Thanks for the effort, sincerely, but... that was and this is still pure gibberish for me. I honestly think those guys are just talking out their backside, and yes, I realize many people esteem them as great minds. I really don't think "probability" is real or even applies in this case. I can flip a small dish and make it land heads every time. There's no "probability" there, it's all in the throw. Why should this change because the dish gets smaller?

Now, if we're talking dice, or picking a card out of a stack, the concept of "probability" makes a little more sense, but... I would love a clear explanation of how one can say 100 heads in a row is just as likely as 45/55.

Crude said...

cl,

I'll take a stab at it.

You may be mixing up two different things: a particular series of results of 100 coin tosses, and a general grouping of proportional results.

Think of it this way. Imagine instead of 100 heads in a row, you get 99 heads, 1 tails.

But there's 100 different ways to get that. (heads, tails, tails, [...] tails) or (tails, heads, tails, tails, [...] tails) or (tails, tails, heads, tails, tails [...] tails), etc.

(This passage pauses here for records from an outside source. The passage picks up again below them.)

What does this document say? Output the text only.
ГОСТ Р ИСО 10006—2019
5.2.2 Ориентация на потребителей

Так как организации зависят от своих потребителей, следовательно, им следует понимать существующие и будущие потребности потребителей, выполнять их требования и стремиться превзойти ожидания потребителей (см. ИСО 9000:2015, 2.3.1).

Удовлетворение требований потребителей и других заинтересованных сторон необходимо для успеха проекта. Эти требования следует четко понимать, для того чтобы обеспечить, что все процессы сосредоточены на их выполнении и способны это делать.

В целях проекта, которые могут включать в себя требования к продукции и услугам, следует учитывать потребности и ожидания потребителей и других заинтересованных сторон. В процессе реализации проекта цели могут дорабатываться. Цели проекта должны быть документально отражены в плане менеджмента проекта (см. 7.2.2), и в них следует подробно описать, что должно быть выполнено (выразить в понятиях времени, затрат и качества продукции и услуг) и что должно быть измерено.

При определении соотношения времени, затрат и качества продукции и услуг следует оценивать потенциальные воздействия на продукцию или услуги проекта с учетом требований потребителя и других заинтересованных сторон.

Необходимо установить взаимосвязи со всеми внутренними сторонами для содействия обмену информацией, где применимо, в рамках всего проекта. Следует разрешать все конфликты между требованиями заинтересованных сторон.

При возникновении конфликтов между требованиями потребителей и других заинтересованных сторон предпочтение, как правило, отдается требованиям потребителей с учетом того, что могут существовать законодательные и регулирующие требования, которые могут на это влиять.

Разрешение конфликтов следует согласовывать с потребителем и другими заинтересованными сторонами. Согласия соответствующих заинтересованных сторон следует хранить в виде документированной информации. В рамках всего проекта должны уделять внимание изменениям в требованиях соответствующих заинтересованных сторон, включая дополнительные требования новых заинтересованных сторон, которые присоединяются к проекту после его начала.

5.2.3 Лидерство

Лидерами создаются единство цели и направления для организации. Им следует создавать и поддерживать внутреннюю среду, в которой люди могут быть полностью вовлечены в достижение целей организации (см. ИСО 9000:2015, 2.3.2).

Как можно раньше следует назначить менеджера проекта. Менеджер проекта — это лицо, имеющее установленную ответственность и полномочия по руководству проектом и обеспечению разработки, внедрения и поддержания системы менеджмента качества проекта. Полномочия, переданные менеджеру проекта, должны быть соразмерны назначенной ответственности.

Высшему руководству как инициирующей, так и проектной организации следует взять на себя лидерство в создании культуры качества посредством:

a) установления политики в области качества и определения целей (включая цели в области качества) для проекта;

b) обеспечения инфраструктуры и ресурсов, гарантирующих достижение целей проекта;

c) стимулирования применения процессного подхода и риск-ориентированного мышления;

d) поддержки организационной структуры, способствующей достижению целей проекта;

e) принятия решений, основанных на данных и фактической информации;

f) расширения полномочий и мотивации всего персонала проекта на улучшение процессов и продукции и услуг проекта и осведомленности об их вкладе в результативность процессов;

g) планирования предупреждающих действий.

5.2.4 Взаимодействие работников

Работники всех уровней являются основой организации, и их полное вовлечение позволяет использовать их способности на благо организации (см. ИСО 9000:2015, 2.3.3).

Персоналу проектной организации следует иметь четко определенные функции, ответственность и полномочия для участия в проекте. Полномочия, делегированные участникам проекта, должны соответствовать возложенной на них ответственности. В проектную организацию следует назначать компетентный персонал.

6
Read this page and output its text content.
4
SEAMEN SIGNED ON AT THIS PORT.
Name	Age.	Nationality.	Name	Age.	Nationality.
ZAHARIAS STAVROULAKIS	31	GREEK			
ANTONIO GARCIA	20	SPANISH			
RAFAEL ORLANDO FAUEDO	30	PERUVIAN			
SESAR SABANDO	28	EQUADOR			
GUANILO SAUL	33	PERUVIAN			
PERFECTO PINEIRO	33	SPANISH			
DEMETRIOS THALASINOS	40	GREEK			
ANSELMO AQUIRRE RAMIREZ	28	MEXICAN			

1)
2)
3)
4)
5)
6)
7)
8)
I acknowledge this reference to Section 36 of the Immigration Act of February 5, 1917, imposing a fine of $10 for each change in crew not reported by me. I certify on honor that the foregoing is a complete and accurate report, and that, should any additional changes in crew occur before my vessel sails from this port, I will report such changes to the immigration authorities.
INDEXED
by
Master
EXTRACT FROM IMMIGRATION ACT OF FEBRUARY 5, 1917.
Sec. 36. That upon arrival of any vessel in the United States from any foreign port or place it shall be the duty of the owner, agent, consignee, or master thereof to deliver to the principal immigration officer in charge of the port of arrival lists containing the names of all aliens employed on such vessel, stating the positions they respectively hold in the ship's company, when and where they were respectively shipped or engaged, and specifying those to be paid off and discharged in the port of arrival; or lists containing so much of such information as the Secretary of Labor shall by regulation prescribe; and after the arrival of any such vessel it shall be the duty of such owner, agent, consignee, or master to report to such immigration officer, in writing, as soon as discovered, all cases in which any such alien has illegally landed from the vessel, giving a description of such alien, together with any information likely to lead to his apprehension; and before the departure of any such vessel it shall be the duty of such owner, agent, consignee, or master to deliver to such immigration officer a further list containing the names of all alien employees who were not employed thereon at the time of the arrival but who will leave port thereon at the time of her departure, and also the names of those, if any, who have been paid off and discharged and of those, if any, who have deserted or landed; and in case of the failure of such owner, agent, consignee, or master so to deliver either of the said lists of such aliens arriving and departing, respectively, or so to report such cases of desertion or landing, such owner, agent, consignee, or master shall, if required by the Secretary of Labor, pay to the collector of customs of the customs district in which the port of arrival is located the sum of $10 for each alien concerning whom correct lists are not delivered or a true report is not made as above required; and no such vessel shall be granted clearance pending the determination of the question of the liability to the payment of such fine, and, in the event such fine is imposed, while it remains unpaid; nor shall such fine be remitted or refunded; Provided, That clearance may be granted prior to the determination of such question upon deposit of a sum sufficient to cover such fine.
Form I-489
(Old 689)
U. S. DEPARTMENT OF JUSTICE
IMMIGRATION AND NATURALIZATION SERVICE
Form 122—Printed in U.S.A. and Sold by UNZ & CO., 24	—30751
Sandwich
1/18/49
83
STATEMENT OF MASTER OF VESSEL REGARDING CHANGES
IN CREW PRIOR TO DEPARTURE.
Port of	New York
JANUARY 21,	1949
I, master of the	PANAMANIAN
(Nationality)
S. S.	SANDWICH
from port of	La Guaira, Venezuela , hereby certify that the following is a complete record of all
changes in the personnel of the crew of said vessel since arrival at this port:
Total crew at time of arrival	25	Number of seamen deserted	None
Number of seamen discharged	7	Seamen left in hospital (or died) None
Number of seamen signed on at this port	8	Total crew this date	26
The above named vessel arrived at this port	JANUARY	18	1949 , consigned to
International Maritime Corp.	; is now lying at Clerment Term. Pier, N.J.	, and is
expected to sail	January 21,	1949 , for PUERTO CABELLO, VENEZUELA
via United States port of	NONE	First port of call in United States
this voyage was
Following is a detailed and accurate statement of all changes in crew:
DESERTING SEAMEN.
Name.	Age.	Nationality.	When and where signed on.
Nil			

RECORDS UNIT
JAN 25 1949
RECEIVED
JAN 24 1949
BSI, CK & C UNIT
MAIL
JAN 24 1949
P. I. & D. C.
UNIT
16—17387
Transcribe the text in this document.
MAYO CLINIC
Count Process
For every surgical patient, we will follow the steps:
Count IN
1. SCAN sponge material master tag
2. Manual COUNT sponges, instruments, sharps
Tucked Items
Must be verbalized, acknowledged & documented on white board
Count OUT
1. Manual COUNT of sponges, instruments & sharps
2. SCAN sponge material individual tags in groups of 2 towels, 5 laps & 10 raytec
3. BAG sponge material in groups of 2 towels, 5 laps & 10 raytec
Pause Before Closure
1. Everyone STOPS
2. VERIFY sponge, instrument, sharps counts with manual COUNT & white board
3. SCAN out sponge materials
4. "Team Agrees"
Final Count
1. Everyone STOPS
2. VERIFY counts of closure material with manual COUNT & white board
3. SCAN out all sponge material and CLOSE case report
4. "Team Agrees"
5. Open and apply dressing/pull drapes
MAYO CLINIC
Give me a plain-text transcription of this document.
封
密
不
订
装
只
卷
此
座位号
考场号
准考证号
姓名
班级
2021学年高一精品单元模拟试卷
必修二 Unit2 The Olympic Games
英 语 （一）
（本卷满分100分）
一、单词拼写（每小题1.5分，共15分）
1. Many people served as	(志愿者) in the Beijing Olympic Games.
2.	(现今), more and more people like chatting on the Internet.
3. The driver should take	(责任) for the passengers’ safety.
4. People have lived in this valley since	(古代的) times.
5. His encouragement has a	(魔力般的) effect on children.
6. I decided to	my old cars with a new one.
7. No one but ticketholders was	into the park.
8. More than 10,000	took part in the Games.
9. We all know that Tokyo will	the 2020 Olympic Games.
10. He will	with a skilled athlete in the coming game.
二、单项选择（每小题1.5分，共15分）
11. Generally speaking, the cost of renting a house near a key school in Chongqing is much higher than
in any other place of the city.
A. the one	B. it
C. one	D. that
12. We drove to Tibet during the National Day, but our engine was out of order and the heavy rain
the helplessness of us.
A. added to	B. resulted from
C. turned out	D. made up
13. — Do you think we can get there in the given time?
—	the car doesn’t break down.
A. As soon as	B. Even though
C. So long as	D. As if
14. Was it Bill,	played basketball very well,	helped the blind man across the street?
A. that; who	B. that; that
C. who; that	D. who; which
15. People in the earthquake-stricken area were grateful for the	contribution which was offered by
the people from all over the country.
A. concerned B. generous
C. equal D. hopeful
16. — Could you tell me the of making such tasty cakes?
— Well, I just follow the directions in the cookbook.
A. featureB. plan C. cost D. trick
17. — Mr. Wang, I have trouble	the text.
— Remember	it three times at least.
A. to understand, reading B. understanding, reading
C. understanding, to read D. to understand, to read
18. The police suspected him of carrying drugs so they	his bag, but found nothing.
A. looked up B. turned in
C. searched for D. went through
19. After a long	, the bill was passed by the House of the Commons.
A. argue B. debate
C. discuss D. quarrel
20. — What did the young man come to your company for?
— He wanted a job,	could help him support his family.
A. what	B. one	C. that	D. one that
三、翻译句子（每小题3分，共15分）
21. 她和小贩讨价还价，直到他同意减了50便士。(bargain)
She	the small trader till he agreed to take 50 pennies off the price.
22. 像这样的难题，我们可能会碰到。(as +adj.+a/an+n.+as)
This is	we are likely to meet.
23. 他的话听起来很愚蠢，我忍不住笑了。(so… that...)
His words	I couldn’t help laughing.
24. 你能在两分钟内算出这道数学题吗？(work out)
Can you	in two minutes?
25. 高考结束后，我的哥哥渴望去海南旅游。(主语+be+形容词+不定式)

There's a difference between talking about "I got series 1, which was tails, then 99 heads" which describes a specific series, and "I got 99 heads and 1 tails", which describes 100 different series.

Kevin said...

Cl,

"I really don't think "probability" is real or even applies in this case. I can flip a small dish and make it land heads every time. There's no "probability" there, it's all in the throw. Why should this change because the dish gets smaller?"

You can always use historic results (repeat trials and then count the number of hits over n) to create a probability distribution for real-world applications. In that case, the probability distribution for your small dish would be different than the one for the coin. The probability distribution for someone who is trained to throw dice a certain way for craps would be different from the average user. It's still the same problem, just harder for the player to insert bias into the equation. However, for theoretical purposes, the assumption of there not being bias (for the instrument itself and in the throw) is included, but there are ways to test this assumption in applications.

Leonhard said...

I hate to say this, because this isn't a critique of the substance of your post. However the formatting is attrociously ugly. There's a paragraph separation between each and every line. There's more white space than text.

Anonymous said...

cl,

Perhaps I can shed a little light on the probability question.

If you toss a coin 100 times, there are many trillions of possible sequences. Only one of those sequences consists of all heads. There are many sequences that consist of a mixture of heads and tails, but if you specify the exact order of the sequence, there is only one way to get that, so its probability is the same as all heads. On the other hand if you don't care about the order, there are many ways to get some heads and some tails. So the probability of that is much greater than all heads.

Victor Reppert said...

I fixed it manually.

Unknown said...

cl,

Sorry I dumped that on you. I got on my hobby horse and took off at a gallop. This can only be adequately explained and discussed if you've studied probability theory and some philosophy of probability.

"Now, if we're talking dice, or picking a card out of a stack, the concept of "probability" makes a little more sense, but... I would love a clear explanation of how one can say 100 heads in a row is just as likely as 45/55."

It isn't. Notice that there is only one sequence of outcomes corresponding to 100 heads while there are lots of sequences corresponding to 45 heads. Each of these particular sequences is equally likely given that the coin is fair.

The point of the thought experiment in equation is, "once I've tossed heads 100 times in a row, how likely is it that the coin is fair?" If the coin is fair, we should have expected the frequency of heads to be close to 50%. But the coin being heavily biased towards heads explains the results so far much better, so we might think that prob(heads)>1/2 when we start toss 101.